Funding and Resources—Has there been sufficient staffing for compliance personnel to effectively audit, document, analyze, and act on the results of the compliance efforts? Has the company allocated sufficient funds for the same? Have there been times when requests for resources by compliance and control functions have been denied, and if so, on what grounds?
Data Resources and Access—Do compliance and control personnel have sufficient direct or indirect access to relevant sources of data to allow for timely and effective monitoring and/or testing of policies, controls, and transactions? Do any impediments exist that limit access to relevant sources of data and, if so, what is the company doing to address the impediments?
Autonomy—Do the compliance and relevant control functions have direct reporting lines to anyone on the board of directors and/or audit committee? How often do they meet with directors? Are members of the senior management present for these meetings? How does the company ensure the independence of the compliance and control personnel?

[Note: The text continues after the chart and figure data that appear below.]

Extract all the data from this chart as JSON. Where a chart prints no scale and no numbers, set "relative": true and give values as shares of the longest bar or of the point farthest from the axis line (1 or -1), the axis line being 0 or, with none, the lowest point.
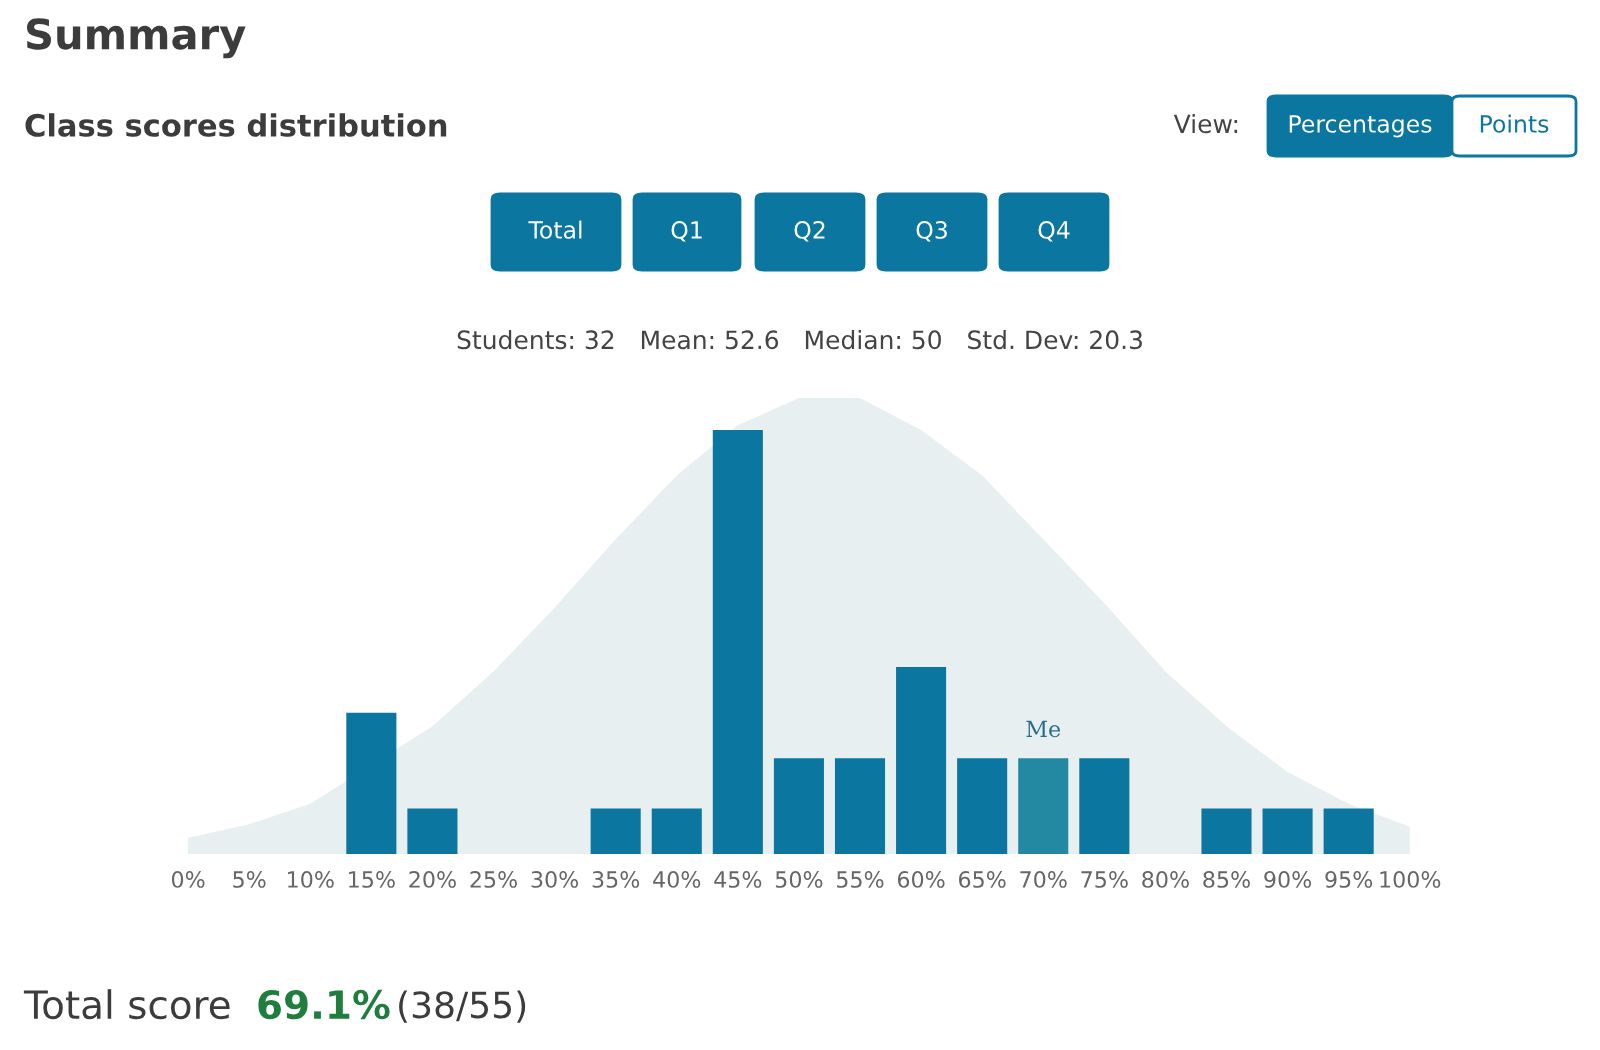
{
  "chart_data": {
    "type": "bar",
    "title": "Summary",
    "subtitle": "Class scores distribution",
    "categories": [
      "0%",
      "5%",
      "10%",
      "15%",
      "20%",
      "25%",
      "30%",
      "35%",
      "40%",
      "45%",
      "50%",
      "55%",
      "60%",
      "65%",
      "70%",
      "75%",
      "80%",
      "85%",
      "90%",
      "95%",
      "100%"
    ],
    "relative": true,
    "tick_labels": "x",
    "series": [
      {
        "type": "area",
        "color": "#e7eff1",
        "values": [
          0.035,
          0.065,
          0.11,
          null,
          0.28,
          0.4,
          0.54,
          0.69,
          0.83,
          0.94,
          1,
          1,
          0.93,
          0.83,
          0.69,
          0.55,
          0.4,
          0.28,
          0.18,
          0.11,
          0.06
        ]
      },
      {
        "colors": [
          "#0b76a0",
          "#0b76a0",
          "#0b76a0",
          "#0b76a0",
          "#0b76a0",
          "#0b76a0",
          "#0b76a0",
          "#0b76a0",
          "#0b76a0",
          "#0b76a0",
          "#0b76a0",
          "#0b76a0",
          "#0b76a0",
          "#0b76a0",
          "#2389a3",
          "#0b76a0",
          "#0b76a0",
          "#0b76a0",
          "#0b76a0",
          "#0b76a0",
          "#0b76a0"
        ],
        "values": [
          0,
          0,
          0,
          0.31,
          0.1,
          0,
          0,
          0.1,
          0.1,
          0.93,
          0.21,
          0.21,
          0.41,
          0.21,
          0.21,
          0.21,
          0,
          0.1,
          0.1,
          0.1,
          0
        ]
      }
    ],
    "annotations": [
      "View:",
      "Percentages",
      "Points",
      "Total",
      "Q1",
      "Q2",
      "Q3",
      "Q4",
      "Students: 32   Mean: 52.6   Median: 50   Std. Dev: 20.3",
      {
        "text": "Me",
        "x": "70%",
        "y": 0.21
      },
      "Total score",
      "69.1%",
      "(38/55)"
    ]
  }
}
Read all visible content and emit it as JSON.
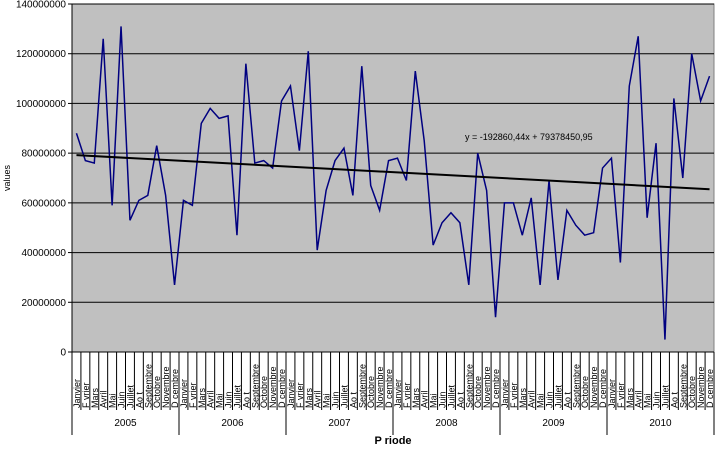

The 2023 ECCP and 2023 Update to the FCPA Corporate Enforcement Policy both demonstrate the continued evolution in the thinking of the DOJ around the corporate compliance function. Their articulated inquiries can only strengthen a corporate compliance function specifically; and the compliance profession more generally. The more the DOJ talks about the independence of the compliance function, coupled with resources being made available and authority concomitant with the corporate compliance function, the more corporations will see it is directly in their interest to provide the resources, authority and gravitas to compliance position in their organizations.